The Las Vegas Art Museum had its problems. It rented its space from a branch of a public library about 10 miles (15 kilometers) west of the Strip, too far for all but the most determined to spend the 85 dollar round-trip cab fare to reach it.
And in this economy, when Nevada faces the nation's highest home foreclosure rate, donors ceased to give.
"Our donations just stopped, like somebody just turned off a faucet," said Lumpkin, who in the 1990s worked as chief of acquisitions for Wynn as the hotel magnate became enthusiastic about collecting fine art.
"Our last projected budget was three million dollars and we had to take it down to one million and then it needed to go down further."
Yet attendance was meager at just 12,000 visitors a year, reflective of a general disinterest in art by both the local populace as well as the 40 million tourists traveling to the city each year.
Wynn, who for a time showed his private collection of Monets and Picassos in a gallery at his 2.7 billion-dollar eponymous resort, boasted last year that the Rolex shop he replaced it with grossed 16 million dollars in sales the first year. The Guggenheim Hermitage Museum at the Venetian, which operated for nearly seven years, is now a restaurant.
Still, it was the LVAM's closure last month that demoralized many, including Lumpkin's husband, the Vanity Fair art critic Dave Hickey.
"We were just wrong," Hickey said. "I thought there would be more support from the middle class and there wasn't. And nobody at the university or in city government is particularly interested in cosmopolitan culture."
Others see more hopeful signs.

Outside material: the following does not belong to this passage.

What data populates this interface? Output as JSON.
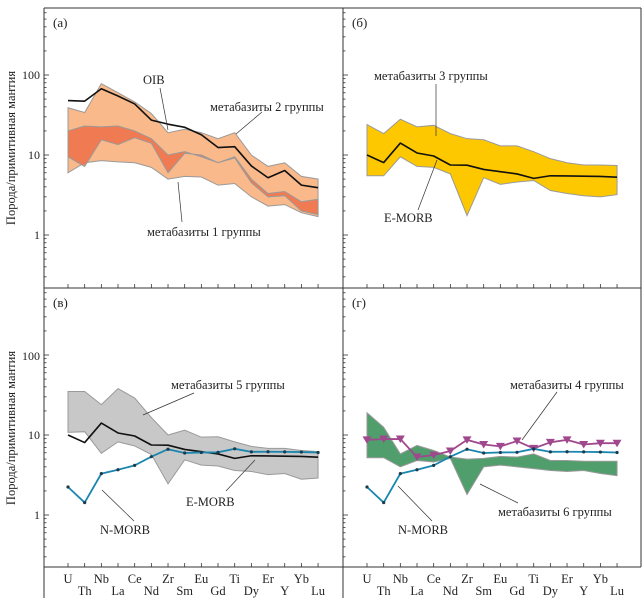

MGM Mirage spent 40 million dollars on public art at its five-skyscraper, 8.6 billion-dollar development which includes commissioned works by Maya Lin, Jenny Holzer and others, noted Michele C. Quinn, the art consultant in charge of MGM Mirage?s acquisitions.
Another major resort, the Fontainebleau, is also expected to open later this year with a public art program, she said.
Also, a Frank Gehry-designed medical research center is almost finished in downtown Las Vegas; the 10-year-old Bellagio Gallery of Fine Art has drawn 7,000 paying visitors in the first two months of its latest show featuring works by Lichtenstein and Warhol, and First Friday, a festival in which several downtown small galleries and antique shops stay open late, draws thousands each month.
"Yes, it sounds like we're going down with the ship here, but we're not in a tailspin here," Quinn said.
"To say everything is in a demise is very misleading. In 10 months, when CityCenter and Fontainebleau open, it will seem like a lot is happening. All of this is going to be open to the public 24 hours a day, seven days a week.
"This is a great model for other cities to see maybe we don't have to have this kind of boxed institution and instead it can become part of the city."
Still, the arts in Las Vegas tend to lack public support of local leaders. Las Vegas Mayor Oscar Goodman, for instance, is determined to find funding for a 50-million-dollar museum focused on the history of organized crime.
"I'm saying to myself, although my mother was a great artist, nobody's going to come to downtown Las Vegas to look at paintings, they?re not going to look at watercolors, they're not going to look at porcelain, they?re not going to look at miniature trains," Goodman said. "What will they look at? -- I said, 'A mob museum!' And I think it?s a natural."
Lumpkin decried such logic.
"A museum's primary mission is to educate and cultivate the arts," she said. "I wonder what a mob museum is supposed to cultivate? Better mobsters? More mobsters?"